Writing Your Own UriParser

I posted before about my displeasure using System.Uri for advanced scenarios. It won’t parse mailto-style URIs and extending it is just evil. Yet, I’d still recommend you use System.Uri for your URI needs, even if it won’t parse your URI.

 

Why? Well, with each version of the framework, Microsoft will work to make it better (at least that’s what they promise us). Your classes should version well across framework versions if you use their guidelines. Therefore, if you’re using FxCop to check your code against the guidelines, I’d recommend fixing violations of the “Use System.Uri instead of string” rule.

 

It just so happens that they kinda worked around my two earlier complaints: they deprecated those heinous protected methods; currently you only get a compiler warning, but it’s a start.
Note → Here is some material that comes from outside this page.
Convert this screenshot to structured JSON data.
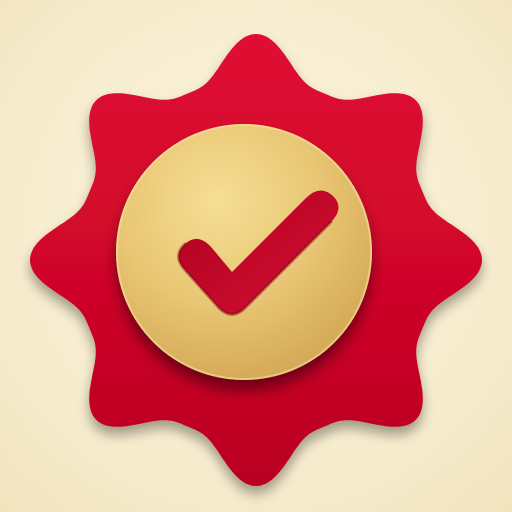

They also provided a mechanism to parse URI schemes that the framework doesn’t know about: extend UriParser.

 

Before I start with the nitty-gritty details of building your own UriParser, I’d like to point out something amusing (well, amusing to total nerds who’d rather write about parsing URIs than play video games or watch Arrested Development). Go to the documentation on MSDN2 for UriParser, you’ll read this:

 

The UriParser class enables you to create parsers for new URI schemes. You can write these parsers in their entirety, or the parsers can be derived from well-known schemes (HTTP, FTP, and other schemes based on network protocols). If you want to create a completely new parser, inherit from GenericUriParser. If you want to create a parser that extends a well-known URI scheme, inherit from FtpStyleUriParser, HttpStyleUriParser, FileStyleUriParser, GopherStyleUriParser, or LdapStyleUriParser.
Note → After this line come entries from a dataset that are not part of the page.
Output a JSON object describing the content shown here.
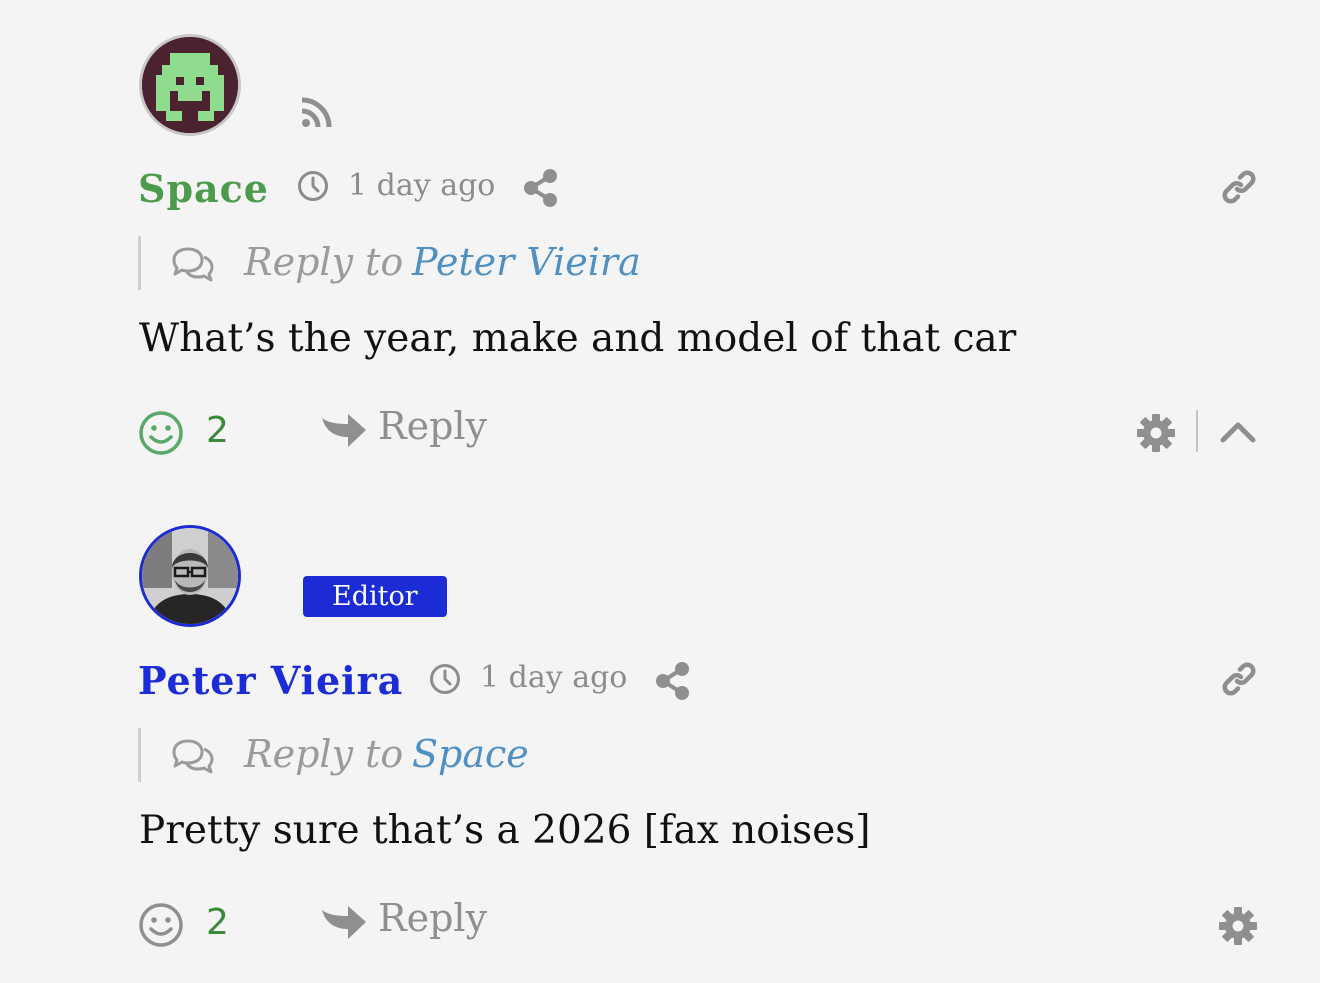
{
  "comments": [
    {
      "author": "Space",
      "author_color": "#4c9a4c",
      "timestamp": "1 day ago",
      "reply_prefix": "Reply to",
      "reply_to": "Peter Vieira",
      "body": "What’s the year, make and model of that car",
      "reaction_count": "2",
      "reply_label": "Reply",
      "icons": [
        "rss-icon",
        "clock-icon",
        "share-icon",
        "link-icon",
        "chat-bubbles-icon",
        "smile-icon",
        "reply-arrow-icon",
        "gear-icon",
        "chevron-up-icon"
      ]
    },
    {
      "author": "Peter Vieira",
      "author_color": "#1b2bd6",
      "badge": "Editor",
      "timestamp": "1 day ago",
      "reply_prefix": "Reply to",
      "reply_to": "Space",
      "body": "Pretty sure that’s a 2026 [fax noises]",
      "reaction_count": "2",
      "reply_label": "Reply",
      "icons": [
        "clock-icon",
        "share-icon",
        "link-icon",
        "chat-bubbles-icon",
        "smile-icon",
        "reply-arrow-icon",
        "gear-icon"
      ]
    }
  ],
  "colors": {
    "background": "#f4f4f4",
    "link": "#4f8fc2",
    "count_green": "#3a8a3a",
    "editor_badge": "#1b2bd6"
  }
}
Notice something missing? That’s right, there is no fucking MailtoStyleUriParser!

 

Although I’m glad gopher is finally getting its due.

 

When the product feedback center came out, I figured I’d give it a shot so I entered a new feature request to get Uri to parse sip, sips and tel URIs. Read the comment at the bottom by Mr. Daniel Roth; you’ll see that writing your own mailto-style URI parser is easy because mailto is a “so rudimentary” scheme. That kinda begs the question: if it’s so rudimentary, then WHY ISN’T THERE ONE IN THE FRAMEWORK?

 

To add further to the fire, here’s the second paragraph from the UriParser class description:

 

Microsoft strongly recommends that you use a parser shipped with the .NET Framework. Building your own parser increases the complexity of your application, and will not perform as well as the shipped parsers.

Hmph.

I’m not going to go into detail about inheriting from GenericUriParser in this post. Instead, let’s suppose I’ve already done that. I think I should show you how to let the framework know about your parser so that it will load it and use it. I feel obligated to tell you about it because the documentation for these methods is really fucking terrible. Suppose I have two types called PresUriParser and SipUriParser both of which inherit from GenericUriParser. To tell the framework about these parsers, I call the UriParser.Register(uriParser, schemeName, defaultPort) method:

 

      UriParser.Register(new PresUriParser(), “pres”, 1);

       UriParser.Register(new SipUriParser(), “sip”, 5060);

 

That browser of yours isn’t playing tricks: the first call has a port of -1; that means no default port. The terrible, terrible documentation doesn’t show that. Nor does it show that every argument passed is validated and an exception is thrown if validation fails. The exception table should be the following for argument validation:

 

Type of Exception

Reason

ArgumentNullException

if uriParser, schemeName is null

ArgumentOutOfRangeException

if schemeName has length 1 or violates the rules for scheme names through myriad different ways.

ArgumentOutOfRangeException

if defaultPort >= 65535 or (defaultPort < 0 and defaultPort != -1)

 

But wait, there’s more! Suppose you get passed the argument validation, you’re not yet through the exception danger zone. Suppose you had code like this:

 

      PresUriParser p = new PresUriParser();

       UriParser.Register(p, “pres”, 1);

       UriParser.Register(p, “presence”, 5060);

 

This will throw an InvalidOperationException; apparently, you can only have one instance parse one scheme, even if your parser can parse multiple schemes. This makes sense, especially in multi-threaded scenarios, but does the documentation say this? Hell, no!

 

So you get the argument validation and now a potentially invalid operation. All undocumented. But I have more for you: a free set of knives!

 

Suppose you wanted to parse http on your own, with code like this:

 

  public class HttpUriParser : HttpStyleUriParser

  {

    public HttpUriParser() { }

  }

 

And then I register my parser, like so:

 

  UriParser.Register(new HttpUriParser(), “http”, 80);

 

Guess what? InvalidOperationException! That scheme is already registered.

Makes me wonder why there are all those parsers for known schemes if you can’t use them on the schemes that they parse.

 

There was a way to do it through the config file, but that content has been retired according to MSDN2. There appear to be some issues with Uri and security, outlined here in the breaking changes list. Perhaps Microsoft didn’t want others screwing up the perfectly good parsing for the known schemes, like they can by overriding the methods I mentioned last time.

 

Whatever the case, hopefully this quick article helps with the documentation for System.UriParser. Next time, we’ll get our hands dirty overriding methods and abusing Console.WriteLine().